Die Universität von Granma in Bayamo besteht seit über 45 Jahren und bietet jungen Kubanern und Ausländern die Gelegenheit zu einem wissenschaftlichen Studium. |
Peter Langer: Der Grund für die Auszeichnung war die Ausbildung von Studierenden und die Fortbildung von Wissenschaftlern. Ich habe bei Forschungsaufenthalten viele Vorträge gehalten. Es werden aber auch kubanische Studierende in Rostock in die laufende Forschung einbezogen. Nebenbei, und nicht vorrangig für die Auszeichnung, war auch die Unterstützung beim Aufbau einer Fachbibliothek Chemie mit hierzulande nicht mehr benötigten gedruckten Zeitschriften wichtig. Wir haben 240 Kisten gepackt, das waren mehr als acht Tonnen wissenschaftliches Material für Kuba. Dazu kam die Übersendung von Materialien wie Computer, ausrangierte Laborgeräte und Beatmungsgeräte, die zu Pandemiezeiten besonders nützlich sind. Die Organisation Cuba Sí hat die Verschiffung kostenlos übernommen.

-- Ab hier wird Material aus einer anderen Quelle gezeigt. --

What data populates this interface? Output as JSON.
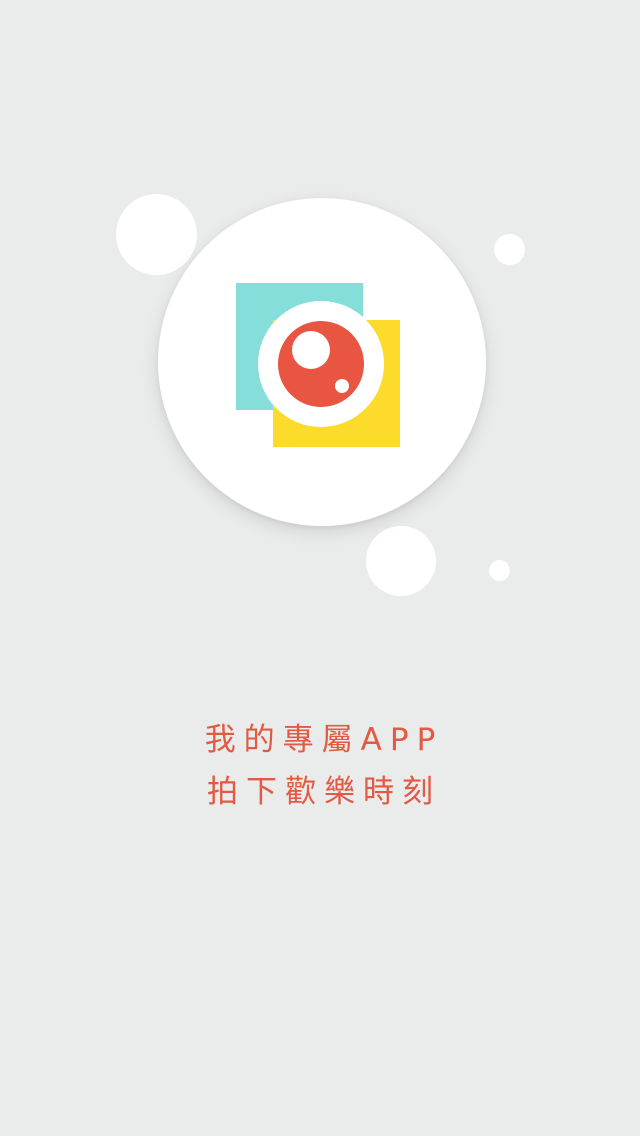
{
  "splash": {
    "tagline_line1": "我的專屬APP",
    "tagline_line2": "拍下歡樂時刻"
  },
  "logo": {
    "icon": "camera-lens-icon"
  },
  "colors": {
    "background": "#EAEBEB",
    "bubble": "#FFFFFF",
    "teal_square": "#85DEDA",
    "yellow_square": "#FCDB2B",
    "lens_red": "#E85540",
    "tagline_text": "#E25A43"
  }
}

CL: Sie haben bereits 2014 die Ehrenprofessur der Universität Granma erhalten. Zugleich auch die von vielen anderen Universitäten, wo Sie Vorträge gehalten haben. Ich habe gelesen, dass der Schwerpunkt in Ihrer Arbeitsgruppe beim Institut für Chemie die Entwicklung von Substanzen ist, die gegen Krebs oder Bakterien wirken. Welche Bedeutung hat die Anwendbarkeit dieser Forschung für Länder wie Kuba?
Peter Langer: Wir forschen an neuen chemischen Substanzen und ihren Reaktionen. Es ist eine Grundlagenforschung an der Synthese von bioaktiven Molekülen und der Isolierung von Naturstoffen, die Voraussetzung für eine pharmakologische Anwendung ist. Unsere Forschung ist der erste Schritt zur Entwicklung von Medikamenten.
CL: Sie schreiben gemeinsame wissenschaftliche Artikel mit kubanischen Wissenschaftlern. Gibt es Unterschiede in der Zusammenarbeit mit Kuba gegenüber der mit deutschen Universitäten? Wie wirkt sich der finanzielle Mangel in Kuba aus? Was konnten Sie aus der Zusammenarbeit lernen?
Peter Langer: Mit deutschen Universitäten arbeiten wir vorwiegend zusammen, wenn wir Pflanzenmaterialien aus Kuba analysieren lassen. Kuba ist immer noch ein Entwicklungsland. Auch wenn es sehr gute Forscherinnen und Forscher in den Naturwissenschaften hat, braucht es mehr Hilfe. Deswegen integrieren wir an der Rostocker Universität kubanische Studierende in die laufende Forschung. Sie wenden dort neue Arbeitstechniken und moderne Forschungsverfahren an, die sie in Kuba weitergeben können. Wir arbeiten nicht an geheimen Forschungsprojekten, so dass die Wissensweitergabe unproblematisch ist. Wir sind aber realistisch und fokussieren uns für die kubanischen Studierenden auf Vorhaben, die für Kuba auch finanziell umsetzbar sind. Es kommt auch viel zurück und wir profitieren davon.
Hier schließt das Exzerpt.